The Vajrasattva Practice of the Four Preliminary Practices is the primary tool for the eradication of bad karma.
”To meditate on Vajrasattva is the same as to meditate upon all the Buddhas. His hundred-syllable mantra is the quintessence of all mantras.” – Dilgo Khyentse Rinpoche
Bodhisattva Vajrasattva is the prince of all Buddhas (His name means “Adamantine Being”), whose 100-syllable mantra can dissolve all the bad karma which one has accumulated throughout all time. The Bodhisattva is made of radiant, blissful white light. He is your root guru manifesting in this aspect for your benefit.

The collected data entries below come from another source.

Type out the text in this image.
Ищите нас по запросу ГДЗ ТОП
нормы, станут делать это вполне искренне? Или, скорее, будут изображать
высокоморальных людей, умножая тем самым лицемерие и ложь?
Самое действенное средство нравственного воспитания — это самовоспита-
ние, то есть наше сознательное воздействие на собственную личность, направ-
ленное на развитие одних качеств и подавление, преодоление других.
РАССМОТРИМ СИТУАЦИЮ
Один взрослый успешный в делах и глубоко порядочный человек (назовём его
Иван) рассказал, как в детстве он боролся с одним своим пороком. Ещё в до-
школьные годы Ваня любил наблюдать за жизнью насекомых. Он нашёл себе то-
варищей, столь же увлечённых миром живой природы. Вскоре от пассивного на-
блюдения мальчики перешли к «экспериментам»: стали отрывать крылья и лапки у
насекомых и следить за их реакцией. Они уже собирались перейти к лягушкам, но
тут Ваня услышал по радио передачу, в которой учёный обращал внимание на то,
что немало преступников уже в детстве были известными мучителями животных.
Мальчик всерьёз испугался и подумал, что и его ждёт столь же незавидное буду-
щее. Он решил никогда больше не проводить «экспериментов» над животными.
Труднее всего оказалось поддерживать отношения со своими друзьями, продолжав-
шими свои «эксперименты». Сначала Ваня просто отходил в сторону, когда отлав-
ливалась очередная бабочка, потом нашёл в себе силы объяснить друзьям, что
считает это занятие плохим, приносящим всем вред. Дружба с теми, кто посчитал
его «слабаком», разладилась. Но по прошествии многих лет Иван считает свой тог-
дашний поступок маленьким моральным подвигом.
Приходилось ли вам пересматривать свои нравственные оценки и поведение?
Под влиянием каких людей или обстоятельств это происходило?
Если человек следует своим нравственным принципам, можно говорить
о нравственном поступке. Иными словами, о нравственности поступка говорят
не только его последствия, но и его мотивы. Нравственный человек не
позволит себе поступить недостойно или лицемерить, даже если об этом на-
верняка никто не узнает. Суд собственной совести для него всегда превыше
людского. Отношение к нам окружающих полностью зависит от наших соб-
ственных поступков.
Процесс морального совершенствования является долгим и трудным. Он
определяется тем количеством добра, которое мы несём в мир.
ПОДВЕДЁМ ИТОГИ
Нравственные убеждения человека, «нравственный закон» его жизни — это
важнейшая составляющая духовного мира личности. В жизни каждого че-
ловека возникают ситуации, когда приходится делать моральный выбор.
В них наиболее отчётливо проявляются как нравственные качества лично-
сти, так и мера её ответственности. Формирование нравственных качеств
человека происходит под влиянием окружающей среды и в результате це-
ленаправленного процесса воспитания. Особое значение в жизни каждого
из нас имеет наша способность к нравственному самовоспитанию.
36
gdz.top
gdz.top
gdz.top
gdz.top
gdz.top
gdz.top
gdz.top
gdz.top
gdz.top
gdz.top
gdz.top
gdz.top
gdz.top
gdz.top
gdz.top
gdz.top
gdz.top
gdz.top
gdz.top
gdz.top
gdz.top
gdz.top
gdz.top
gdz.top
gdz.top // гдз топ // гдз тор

Vajrasattva is commonly depicted with different consorts, Dharmadhatvishvari, Ghantapani (“Bell Bearer”), the peaceful one Vajragarvi aka Vajrasattvatmika (Tib. Dorje Nyema), the wrathful one Diptacakra, Vajratopa, Vajrabhrikuti, and others.
Vajrasattva is illustrated in pure white in color and is sometimes known as the Prince of Purity. Vajrasattva is always represented seated, wearing the five-leaved crown and the dress and ornaments of a Dhyani-Bodhisattva. He usually holds the vajra against his breast with the right hand, but the vajra may be held in the hand or balanced on its point in the palm of the hand.
Chanting Om Vajra Sattva Hum (Om Benza Satto Hung) mantra benefits:
Vajrasattva’s mantra is a potent purification mantra that invokes the mind-streams of all the Buddhas.
“By reciting the 100-syllable mantra at the end of each practice, all mistakes or omissions made during the purification practice will be corrected and brought to perfection, like the brilliance radiating from a full moon. One will be forgiven by the Buddhas and Bodhisattvas. A regular chanting of this mantra gives the significance of repentance, eradication of karmic obscurations, curbing the numerous evil thoughts and nipping evil thoughts in the bud, subduing all maras and evils and causing them to flee, destroying all worries, and increasing one’s merits and virtue.” – Gautama Buddha
Additionally, in Tibetan Vajrayana Buddhist practice, Bodhisattva Vajrasattva is used in the Ngondro, or preliminary practices, in order to purify the mind’s defilements, prior to undertaking more advanced tantric techniques.
Vajrasattva Bodhisattva purification sadhana is an immensely powerful practice. As a Mahayana practice, it is undertaken with a bodhicitta aim to purify all our negative karma in order to reach enlightenment as quickly as possible in order to be best able to help all sentient beings.
We should practice purification on a daily basis because of the deep realization of the psycho-mechanics of negative karma, particularly its 4 fundamentals: negative karma is certain to bring suffering; it multiplies exponentially; if eradicated, it cannot bring its suffering result; and once created, it never simply disappears.
“Purification of karma” is literally an abbreviated way of saying “purification of karmic aftermath.” In this context, “purification” means eliminating the likelihood of our experiencing the karmic results that would come about from the ripening of these aftermaths.